Despite the differing reactions among U.S. business sectors to the Patient Protection and Affordable Care Act Supreme Court ruling, 77% of surveyed organizations are very likely to provide health coverage in 2014, according to a recent survey by the International Foundation of Employee Benefits Plans.

Following the Supreme Court's decision, almost half (49%) of the organizations are shifting their attention to wellness, while 32% are focusing on consumer-driven health plans; 27% will shift costs to employees, and 26% will focus on value-based health care, according to The Supreme Court ACA Decision Reaction Survey.

"We're not surprised by these findings, since our recent wellness survey told us that seven in 10 U.S. employers offer wellness programs," says Paul Hackleman, IFEBP's health care and public employer analyst.
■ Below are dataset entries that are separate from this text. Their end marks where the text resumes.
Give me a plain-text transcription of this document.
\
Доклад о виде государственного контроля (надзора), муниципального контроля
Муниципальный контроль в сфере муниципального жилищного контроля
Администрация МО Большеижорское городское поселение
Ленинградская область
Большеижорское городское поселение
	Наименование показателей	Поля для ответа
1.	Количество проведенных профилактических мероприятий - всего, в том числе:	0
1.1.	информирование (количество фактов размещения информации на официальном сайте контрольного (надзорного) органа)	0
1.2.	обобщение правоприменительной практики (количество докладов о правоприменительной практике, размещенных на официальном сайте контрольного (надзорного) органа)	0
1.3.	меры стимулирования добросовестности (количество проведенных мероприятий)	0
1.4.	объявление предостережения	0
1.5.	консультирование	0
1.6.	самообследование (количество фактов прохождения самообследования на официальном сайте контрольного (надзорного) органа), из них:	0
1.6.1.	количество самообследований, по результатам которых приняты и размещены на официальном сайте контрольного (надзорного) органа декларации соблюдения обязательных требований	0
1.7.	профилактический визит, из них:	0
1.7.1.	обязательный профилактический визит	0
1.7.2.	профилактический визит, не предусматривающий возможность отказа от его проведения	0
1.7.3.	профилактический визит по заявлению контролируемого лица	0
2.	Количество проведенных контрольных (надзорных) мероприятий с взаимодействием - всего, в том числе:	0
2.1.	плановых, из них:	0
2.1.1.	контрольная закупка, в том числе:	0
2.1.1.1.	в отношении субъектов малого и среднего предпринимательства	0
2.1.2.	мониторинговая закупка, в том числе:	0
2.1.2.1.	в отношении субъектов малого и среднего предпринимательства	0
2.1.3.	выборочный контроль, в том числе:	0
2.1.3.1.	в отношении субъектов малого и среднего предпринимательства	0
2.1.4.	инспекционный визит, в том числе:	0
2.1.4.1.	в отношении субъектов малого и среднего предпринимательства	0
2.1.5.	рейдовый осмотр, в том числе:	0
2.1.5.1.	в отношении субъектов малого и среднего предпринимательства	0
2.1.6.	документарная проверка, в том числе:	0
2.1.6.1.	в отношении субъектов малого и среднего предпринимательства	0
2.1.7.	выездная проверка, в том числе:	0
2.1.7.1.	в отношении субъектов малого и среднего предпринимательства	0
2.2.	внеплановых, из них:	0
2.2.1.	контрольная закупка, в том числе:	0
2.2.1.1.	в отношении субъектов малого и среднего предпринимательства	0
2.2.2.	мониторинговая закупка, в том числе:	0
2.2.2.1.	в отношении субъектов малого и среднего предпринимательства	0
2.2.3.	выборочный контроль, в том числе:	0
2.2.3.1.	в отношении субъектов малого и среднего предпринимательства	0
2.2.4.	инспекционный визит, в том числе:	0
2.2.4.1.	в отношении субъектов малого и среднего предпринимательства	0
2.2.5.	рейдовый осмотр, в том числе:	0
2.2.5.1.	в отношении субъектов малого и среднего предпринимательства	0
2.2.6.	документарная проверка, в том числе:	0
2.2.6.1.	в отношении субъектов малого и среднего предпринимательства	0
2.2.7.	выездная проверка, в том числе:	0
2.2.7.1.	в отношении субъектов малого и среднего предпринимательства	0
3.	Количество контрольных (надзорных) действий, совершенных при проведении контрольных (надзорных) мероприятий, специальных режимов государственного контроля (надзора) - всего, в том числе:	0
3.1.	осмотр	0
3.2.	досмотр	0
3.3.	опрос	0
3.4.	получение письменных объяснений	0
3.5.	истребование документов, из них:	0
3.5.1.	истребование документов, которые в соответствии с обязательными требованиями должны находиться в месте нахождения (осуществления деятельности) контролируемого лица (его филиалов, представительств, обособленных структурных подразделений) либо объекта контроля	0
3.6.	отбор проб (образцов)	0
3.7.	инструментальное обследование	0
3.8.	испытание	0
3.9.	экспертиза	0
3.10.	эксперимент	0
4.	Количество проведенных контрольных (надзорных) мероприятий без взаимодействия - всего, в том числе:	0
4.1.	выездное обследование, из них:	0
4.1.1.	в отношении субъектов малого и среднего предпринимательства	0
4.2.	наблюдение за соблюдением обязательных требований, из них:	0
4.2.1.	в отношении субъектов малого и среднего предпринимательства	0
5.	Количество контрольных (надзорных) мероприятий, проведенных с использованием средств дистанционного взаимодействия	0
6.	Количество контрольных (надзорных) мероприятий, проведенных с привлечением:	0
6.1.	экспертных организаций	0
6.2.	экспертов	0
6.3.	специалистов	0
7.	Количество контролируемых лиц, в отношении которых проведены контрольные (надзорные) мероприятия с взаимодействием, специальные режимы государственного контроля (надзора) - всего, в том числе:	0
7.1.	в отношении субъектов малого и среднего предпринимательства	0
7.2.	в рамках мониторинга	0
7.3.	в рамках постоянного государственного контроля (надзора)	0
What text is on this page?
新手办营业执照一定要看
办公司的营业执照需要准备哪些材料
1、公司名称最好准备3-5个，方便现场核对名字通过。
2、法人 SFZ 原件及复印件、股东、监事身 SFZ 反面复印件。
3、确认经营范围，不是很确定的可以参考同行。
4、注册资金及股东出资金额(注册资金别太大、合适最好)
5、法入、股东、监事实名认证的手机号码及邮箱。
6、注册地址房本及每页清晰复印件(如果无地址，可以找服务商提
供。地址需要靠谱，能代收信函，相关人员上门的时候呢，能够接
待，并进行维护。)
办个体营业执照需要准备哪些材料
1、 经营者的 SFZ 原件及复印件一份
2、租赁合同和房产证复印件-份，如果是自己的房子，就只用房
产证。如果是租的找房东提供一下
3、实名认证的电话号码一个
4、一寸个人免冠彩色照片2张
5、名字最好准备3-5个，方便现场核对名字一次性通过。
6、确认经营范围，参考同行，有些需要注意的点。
Overall, the results were split when respondents identified which Supreme Court decision would have been most beneficial to their organization. The data showed that 46% felt the best possible decision for their organization would have been PPACA being thrown out, while 41% said the best decision was the law being upheld. Another 12% of organizations would have liked the individual mandate overturned, but the remainder of the health care law to stay intact.

Most organizations have been keeping current with the legislative aspects of PPACA, and some are already prepared for provisions in the future. Of the respondents, 78% are extremely or very far along in terms of complying with current PPACA provisions, while 60% are extremely or very far along with preparing for future provisions. Further, organizations in states that have already implemented health care exchanges are generally more satisfied with the court's decision (47% vs. 35% of respondents in states that haven't implemented), and are more prepared with current provisions (47% vs. 36%) and more likely to continue coverage in 2014 (56% vs. 42%).

The survey was administered on June 28 to measure organizations' reactions to the landmark decision. Responses were received from 1,122 plan administrators, trustees and organizational representatives.